In May 2012, an ExpEther Bridge chip was released with the following commercial products included the chip.

・ExpEther Board (1G) (Host Bus Adapter card for server/workstation)

・ExpEther I/O Expansion Box (1G) (PCI Express expansion box connected through ExpEther).

・ExpEther Client (CPU-less thin client connected through ExpEther)

In 2012, the world's first computing system that enables reconfiguration by attaching/detaching commodity standard PCI Express devices such as CPU (server), storage, GPGPU was deployed in the Osaka University and it has been in-service until now (as of July 2017).

In 2013, ExpEther's end-to-end delay measurement function was provided as a network monitoring tool in SHOWNET of Interop Tokyo 2013.

In October 2013, "ExpEther Board" and "ExpEther I/O Expansion Box" with the transmission performance enhanced from 2x1 GE to 2x10 GE, were released.

In December 2014, "ExpEther I/O Expansion Box" with a new function, sharing PCI Express SR-IOV compliant device among multi host over Ethernet, was released.

In February 2016, "ExpEther Board" and "ExpEther I/O Expansion Box" with transmission performance enhanced to 2x 40GE were released in USA.

At the same time Xilinx announced collaboration for developing it.

A few USA system vendors released ExpEther products as OEM.
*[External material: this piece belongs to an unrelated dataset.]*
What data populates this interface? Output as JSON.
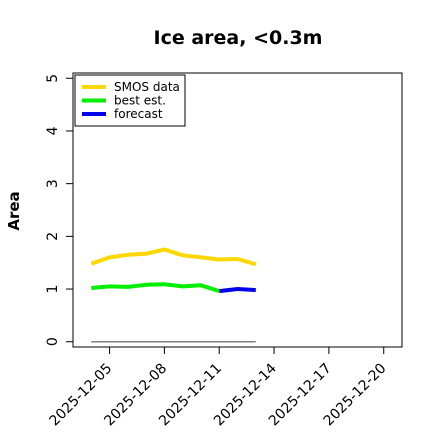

NEC and IBM are collaborating for developing a Service Acceleration Platform for Power Systems with ExpEther.

==Roadmap==
ExpEther Bridge chip has been upgraded by only replacing the PHY layer along with the PCI Express and Ethernet standard. Accordingly, the communication speed is expected to be upgraded along with the market growth of PCI Express Gen 4 and 100G-Ethernet.